Salli Schwartz, MBA ’05: Investing in Investor Communication
The credit rating downgrades of Greece, Portugal, and the United States this past summer have led some financial prognosticators to warn of a global recession and made the market vulnerable to wild fluctuations — a direct result of widespread investor anxiety. As global head of investor relations at Moody’s Corporation, Salli Schwartz has to deal with that anxiety on a daily basis — and respond to it calmly.
Before taking this position in February, Schwartz worked in the company’s corporate development division, evaluating potential investment opportunities for Moody’s businesses. Now she focuses more on communication than analysis, responding to questions and concerns of investors, equity research analysts, and journalists, and passing relevant information up the line internally. About her role as a liaison between senior management and the outside world, Schwartz says: “I like having that vantage point.”
In early 2007, Moody’s stock traded around $70; currently, the stock hovers around $30. The decline is the result of many factors, including the real estate crisis and the black eye all three of the biggest rating agencies received in the wake of the bankruptcy of AIG and Lehman Brothers, and the recession that followed. “We’ve shared our piece of the blame,” says Schwartz. “Everyone [in] financial services has been put on the chopping block in one way or another.”
The sorts of questions people ask Schwartz include how Moody’s business has changed in the wake of the financial crisis; what impact the European sovereign debt issues have had on Moody’s; and how, and when, the US RMBS (residential mortgage-backed securities) market will come back. The challenging part of responding to inquiries, Schwartz says, is to provide meaningful information without violating any of the company’s strict disclosure policies. “We have to be very careful that we share our information equally.”

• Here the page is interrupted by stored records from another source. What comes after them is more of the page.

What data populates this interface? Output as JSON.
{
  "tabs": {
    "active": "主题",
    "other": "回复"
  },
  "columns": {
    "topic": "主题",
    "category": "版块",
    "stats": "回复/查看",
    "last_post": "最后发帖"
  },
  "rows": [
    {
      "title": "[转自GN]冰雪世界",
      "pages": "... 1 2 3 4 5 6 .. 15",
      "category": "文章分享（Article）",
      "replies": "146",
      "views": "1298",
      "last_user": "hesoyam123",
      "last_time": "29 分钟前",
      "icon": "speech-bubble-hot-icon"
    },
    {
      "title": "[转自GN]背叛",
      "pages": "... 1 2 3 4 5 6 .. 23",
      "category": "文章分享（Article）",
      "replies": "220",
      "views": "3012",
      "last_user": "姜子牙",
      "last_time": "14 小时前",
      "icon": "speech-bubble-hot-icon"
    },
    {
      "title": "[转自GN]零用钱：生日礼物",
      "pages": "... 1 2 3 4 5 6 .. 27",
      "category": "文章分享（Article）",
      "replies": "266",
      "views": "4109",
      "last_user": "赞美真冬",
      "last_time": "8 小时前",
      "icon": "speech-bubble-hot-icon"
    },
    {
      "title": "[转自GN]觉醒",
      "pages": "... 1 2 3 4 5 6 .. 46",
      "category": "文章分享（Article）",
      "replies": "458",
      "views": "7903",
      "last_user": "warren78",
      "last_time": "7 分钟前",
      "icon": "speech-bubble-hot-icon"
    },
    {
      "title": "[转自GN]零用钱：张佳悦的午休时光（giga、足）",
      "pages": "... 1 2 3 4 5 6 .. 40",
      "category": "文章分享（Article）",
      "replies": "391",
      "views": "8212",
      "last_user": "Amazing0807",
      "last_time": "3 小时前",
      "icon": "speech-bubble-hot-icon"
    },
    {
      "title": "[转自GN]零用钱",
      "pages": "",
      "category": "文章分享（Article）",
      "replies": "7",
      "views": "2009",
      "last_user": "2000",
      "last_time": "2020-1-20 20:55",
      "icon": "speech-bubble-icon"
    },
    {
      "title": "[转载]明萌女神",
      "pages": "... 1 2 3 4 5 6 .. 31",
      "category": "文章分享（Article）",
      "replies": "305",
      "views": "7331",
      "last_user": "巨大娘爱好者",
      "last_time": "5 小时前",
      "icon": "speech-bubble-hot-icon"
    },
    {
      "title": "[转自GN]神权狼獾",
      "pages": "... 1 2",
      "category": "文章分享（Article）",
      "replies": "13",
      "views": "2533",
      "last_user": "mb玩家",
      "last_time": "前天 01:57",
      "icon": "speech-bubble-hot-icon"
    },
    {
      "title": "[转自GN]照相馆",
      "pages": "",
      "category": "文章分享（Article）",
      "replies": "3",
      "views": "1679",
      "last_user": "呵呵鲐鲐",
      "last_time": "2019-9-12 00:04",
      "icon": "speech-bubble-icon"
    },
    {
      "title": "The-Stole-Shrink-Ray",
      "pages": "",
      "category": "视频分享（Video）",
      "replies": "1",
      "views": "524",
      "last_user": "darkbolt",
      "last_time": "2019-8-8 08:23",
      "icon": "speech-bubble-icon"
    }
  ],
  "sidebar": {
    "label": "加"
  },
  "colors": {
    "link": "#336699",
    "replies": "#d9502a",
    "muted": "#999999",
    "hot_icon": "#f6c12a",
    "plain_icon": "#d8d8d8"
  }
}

Mother to two young children — Simon, 2, and Isaac, born this July — Schwartz says facing the unpredictable challenges both at work and home is “tough, but doable.” She feels fortunate that Moody’s is supportive of employees maintaining a healthy work-life balance.
Undoubtedly, Schwartz says, the mess created by huge levels of debt in the U.S. and abroad won’t be “cleaned up tomorrow.” But, she has hope for a positive outcome. “We’ll see how it all plays out.”